Clemson feels like home for Florida recruit

Jeremy Styron

Although Florida State University is about five miles from his high school, tight end Sage Ennis chose to move six hours up the road to Tigertown because, to him, Clemson, S.C., feels like a home away from home.

Ennis, who played wide receiver and quarterback early in his high school career before being switched to tight end for his remaining two years, is one of about 20 commits the Clemson Tigers have penciled in for 2020. He gave a verbal commitment to Clemson in June after receiving offers from multiple schools, including FSU and Penn State.

The small town atmosphere was what initially attracted Ennis to Clemson, he said, noting that he visited campus three times between May-July.


“It’s a really nice campus, not just the facilities part, just how it’s around the lakes and how they have all the water,” Ennis said. “... I really like how it’s close and not really spread out. Like some campuses are really big and spread out. From what I saw at least, it seems like it’s really close and more like it’s own community itself.”

Ennis, who was born in Columbus, Ohio, moved with his family to Tennessee and Michigan as a child before settling in Florida in 2006.

As a child, he helped his father with his cattle business. Clemson, with its rural landscapes and agricultural heritage, reminded him of his family's background in farming. 

“I kind of grew up in a real rural area in the country, and that’s basically what Clemson is,” Ennis, who is listed at 6-foot-4 and 220 pounds, said. “It’s out in the country, not a very big city. It’s a nice campus, but it’s not going to be like an FSU or something like that, one of your big campuses, so I liked that about it. To me, that’s what made it really feel like home, living in Tallahassee a lot of people were like, ‘Well, how can FSU not feel like home?’”

“I grew in a rural area, and Clemson just really felt like home being out in the country, just seeing the stuff they’ve got there (and being) an agricultural school,” he added. “I just liked the feel of it.”

He said that working on a farm helped to shape his work ethic and character, which translated to football.

“It kind of made me tough,” he said about farm life. “You always had to do something, whether it was picking up a little square bales that weigh a lot more than you when you’re little or trying to herd some cows and sorting them because if you’re not careful, you can get in a bad situation or get kicked, so it kind of brings out some toughness in you. You’ve got to be hard-nosed because if you mess up when you’re sorting them, you’re definitely going to get yelled at.”
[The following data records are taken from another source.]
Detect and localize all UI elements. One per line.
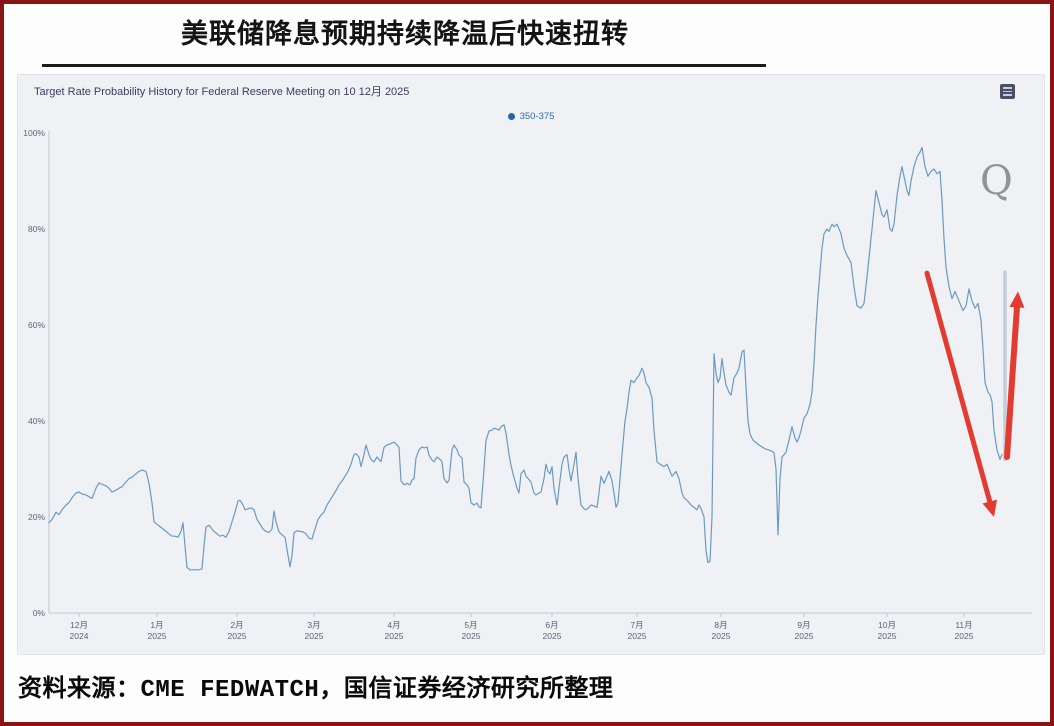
x-tick-year: 2025 bbox=[795, 631, 814, 641]
x-tick-month: 9月 bbox=[797, 620, 810, 630]
x-tick-year: 2025 bbox=[305, 631, 324, 641]
x-tick-year: 2024 bbox=[70, 631, 89, 641]
x-tick-month: 12月 bbox=[70, 620, 88, 630]
x-tick-month: 1月 bbox=[150, 620, 163, 630]
down-arrow-shaft bbox=[924, 270, 993, 505]
x-tick-month: 8月 bbox=[714, 620, 727, 630]
y-tick-label: 0% bbox=[33, 608, 46, 618]
y-tick-label: 20% bbox=[28, 512, 45, 522]
x-tick-year: 2025 bbox=[228, 631, 247, 641]
y-tick-label: 80% bbox=[28, 224, 45, 234]
x-tick-year: 2025 bbox=[955, 631, 974, 641]
legend-marker-icon bbox=[507, 113, 515, 120]
x-tick-month: 4月 bbox=[387, 620, 400, 630]
chart-panel: Target Rate Probability History for Fede… bbox=[17, 74, 1045, 655]
x-tick-year: 2025 bbox=[878, 631, 897, 641]
plot-svg: 100%80%60%40%20%0%12月20241月20252月20253月2… bbox=[23, 128, 1032, 641]
legend-label: 350-375 bbox=[519, 111, 555, 122]
x-tick-month: 10月 bbox=[878, 620, 896, 630]
chart-title: Target Rate Probability History for Fede… bbox=[34, 86, 410, 98]
x-tick-year: 2025 bbox=[712, 631, 731, 641]
x-tick-month: 5月 bbox=[464, 620, 477, 630]
hamburger-icon[interactable] bbox=[1000, 84, 1015, 99]
x-tick-year: 2025 bbox=[543, 631, 562, 641]
legend-item[interactable]: 350-375 bbox=[18, 111, 1044, 122]
down-arrow-head bbox=[982, 499, 997, 517]
x-tick-year: 2025 bbox=[462, 631, 481, 641]
x-tick-month: 6月 bbox=[545, 620, 558, 630]
page-title: 美联储降息预期持续降温后快速扭转 bbox=[181, 19, 629, 49]
x-tick-year: 2025 bbox=[148, 631, 167, 641]
title-underline bbox=[42, 64, 766, 67]
x-tick-year: 2025 bbox=[385, 631, 404, 641]
x-tick-month: 11月 bbox=[955, 620, 972, 630]
y-tick-label: 40% bbox=[28, 416, 45, 426]
y-tick-label: 100% bbox=[23, 128, 45, 138]
x-tick-month: 7月 bbox=[630, 620, 643, 630]
x-tick-month: 3月 bbox=[307, 620, 320, 630]
x-tick-month: 2月 bbox=[230, 620, 243, 630]
up-arrow-shaft bbox=[1004, 304, 1020, 460]
magnifier-q-watermark: Q bbox=[980, 158, 1013, 204]
x-tick-year: 2025 bbox=[628, 631, 647, 641]
source-caption: 资料来源：CME FEDWATCH，国信证券经济研究所整理 bbox=[18, 677, 614, 704]
up-arrow-head bbox=[1009, 291, 1025, 308]
series-line bbox=[48, 146, 1003, 571]
y-tick-label: 60% bbox=[28, 320, 45, 330]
“So that translates to coaching. You’re definitely going to get yelled at on the field. After that, it’s how you take it. Are you going to sit there and be in pity or are you going to go to the next play and move on and be better about it?”

He said that as a boy, he would often catch Clemson-FSU games because of the Tigers' rivalry with the Seminoles.

“Growing up I was an FSU fan, and so I watched FSU a lot,” he said. “I knew about Clemson, and then coming to high school, FSU was like the school I wanted to go to.”

Ennis played for Graceville High School as a freshman and sophomore and then moved to Lincoln High School in Tallahassee for his junior and senior years. 

He received multiple offers during the recruitment process but eventually caught the attention of Tigers defensive coordinator Brent Venables, who began following him on Twitter. Ennis sent Venables some promotional videos of his work on the field, and his relationship with Clemson blossomed.

Ennis said he was impressed with tight ends coach Danny Pearman, head coach Dabo Swinney and other members of the staff.

Pearman had a “stern” demeanor at first, but when the player and coach had the opportunity to talk more during one of the visits earlier this year, Ennis got to see Pearman’s true personality and his love of the game.

“The more the day went on, we got to talk more (and) I got to see his personality and how passionate he is about football, not just football but for the players,” Ennis said. “He really does care about all his players, not just the tight ends but all the players as a whole. He wants the best out of them on the football field, but he wants the best out of them in life too for them to be successful.”

He called Swinney a “real down-to-earth” and "humble" person who is interested in the betterment of his players on and off the football field.

“He’s not a business type of guy,” Ennis said. “Obviously, it’s somewhat of a business, and at the end of the day, everyone wants to be successful, but he’s one of those guys 10 years later, he’s definitely going to still be there in your life trying to help you and do what he can. You can tell he really cares, and he really brings the family into the program.”

If Clemson has had one deficiency on offense since Jordan Leggett graduated a few years ago, it has been at the tight end position, so an efficient pass blocker and catcher in the middle of the field will most likely be a welcome addition to the roster.

Ennis said he thinks he is up for whatever challenges lay ahead.

“They demand excellence, and that’s what they’re going to get,” Ennis said. “... Dad, he liked everything perfect and growing up on the farm, everything had to be pretty good and close to perfect, so I’ve just been kind of used to that. At Clemson, there will be challenges for me, but I think I’ll be able to handle the challenges."